Later in life, RML will remain relevant to me, because it’ll be a goal to join if I start my own company – although, I would want to wait until I’m more established, with a body of high-quality work behind me.

The YLOY competition is an important way RML gets itself in front of the next generation every year. I didn’t know much about the scale of the competition, or how important the overall awards were (including Landscapes of Distinction), until I attended in 2022 and saw how much of a big deal it is with my own eyes!

Aside from those practical considerations, having a strong online presence is important for reaching young landscapers. My social media is full of landscaping, turf care and construction content!

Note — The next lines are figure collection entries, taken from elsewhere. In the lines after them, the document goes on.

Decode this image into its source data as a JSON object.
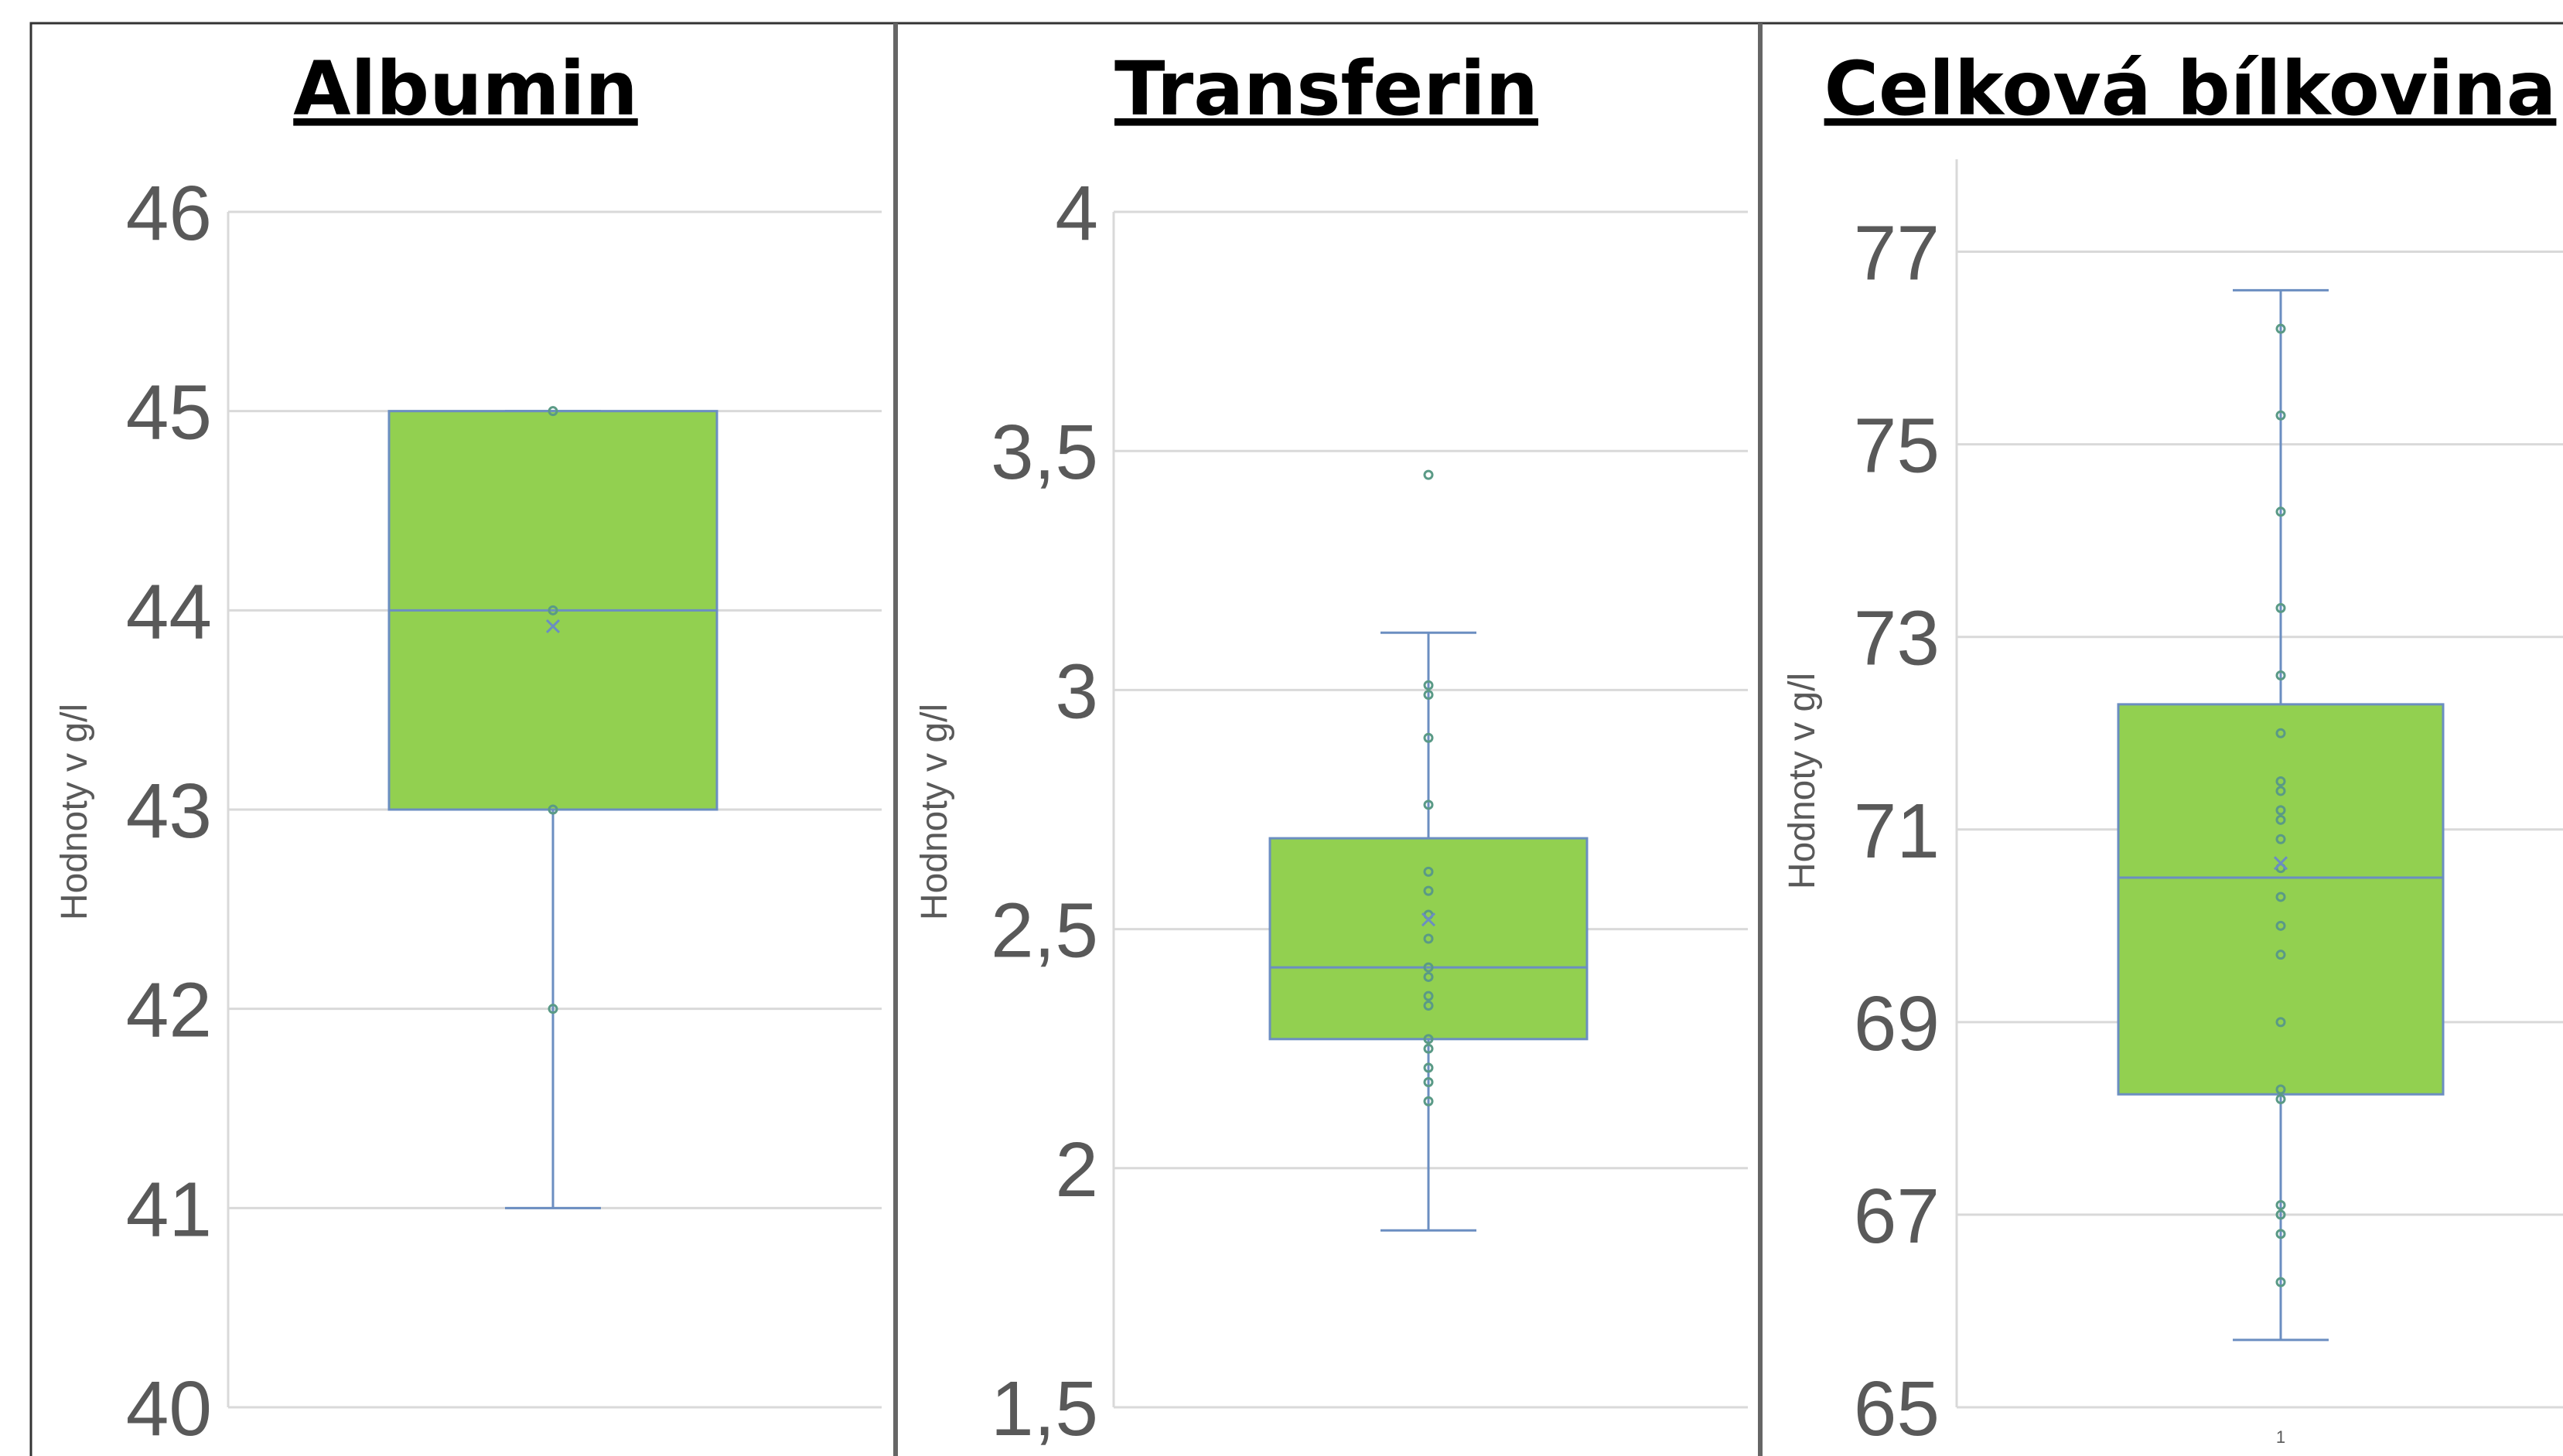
{
  "chart_data": [
    {
      "type": "box",
      "title": "Albumin",
      "ylabel": "Hodnoty v g/l",
      "ylim": [
        40,
        46
      ],
      "yticks": [
        40,
        41,
        42,
        43,
        44,
        45,
        46
      ],
      "ytick_labels": [
        "40",
        "41",
        "42",
        "43",
        "44",
        "45",
        "46"
      ],
      "xtick_labels": [],
      "box": {
        "min": 41,
        "q1": 43,
        "median": 44,
        "q3": 45,
        "max": 45,
        "mean": 43.92
      },
      "points": [
        45,
        44,
        43,
        42
      ],
      "grid": true
    },
    {
      "type": "box",
      "title": "Transferin",
      "ylabel": "Hodnoty v g/l",
      "ylim": [
        1.5,
        4
      ],
      "yticks": [
        1.5,
        2,
        2.5,
        3,
        3.5,
        4
      ],
      "ytick_labels": [
        "1,5",
        "2",
        "2,5",
        "3",
        "3,5",
        "4"
      ],
      "xtick_labels": [],
      "box": {
        "min": 1.87,
        "q1": 2.27,
        "median": 2.42,
        "q3": 2.69,
        "max": 3.12,
        "mean": 2.52
      },
      "points": [
        3.45,
        3.01,
        2.99,
        2.9,
        2.76,
        2.62,
        2.58,
        2.53,
        2.48,
        2.42,
        2.4,
        2.36,
        2.34,
        2.27,
        2.25,
        2.21,
        2.18,
        2.14
      ],
      "grid": true
    },
    {
      "type": "box",
      "title": "Celková bílkovina",
      "ylabel": "Hodnoty v g/l",
      "ylim": [
        65,
        77.96
      ],
      "yticks": [
        65,
        67,
        69,
        71,
        73,
        75,
        77
      ],
      "ytick_labels": [
        "65",
        "67",
        "69",
        "71",
        "73",
        "75",
        "77"
      ],
      "xtick_labels": [
        "1"
      ],
      "box": {
        "min": 65.7,
        "q1": 68.25,
        "median": 70.5,
        "q3": 72.3,
        "max": 76.6,
        "mean": 70.65
      },
      "points": [
        76.2,
        75.3,
        74.3,
        73.3,
        72.6,
        72.0,
        71.5,
        71.4,
        71.2,
        71.1,
        70.9,
        70.6,
        70.3,
        70.0,
        69.7,
        69.0,
        68.3,
        68.2,
        67.1,
        67.0,
        66.8,
        66.3
      ],
      "grid": true
    }
  ]
}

I see a lot of professional companies on there, as well as some bloggers, and that helps keep me in the loop with the latest trends and regulation changes.

By Design Concrete

Interviewee: Michael Dudley – Project Manager Age: 30

I have to be honest, I wasn’t aware of the RML before I entered the Young Landscaper of the Year competition. In general, I feel like the organisation could do more public outreach work to help the RML get the public recognition it deserves, and spread the word to make people aware that RML-accredited businesses are good companies they can be sure they’ll get high-quality work from.

Ideally, I’d like more online video content from RML. I think that’s a great way to engage with younger landscapers, because we don’t tend to look at photos or scroll through Facebook.

I think the YLOY competition is the best way to stay relevant to younger landscapers, and the best advert the organisation could have to the next generation. It also showed me that RML plays a really important networking role – especially during the gala dinner at the end of the competition weekend.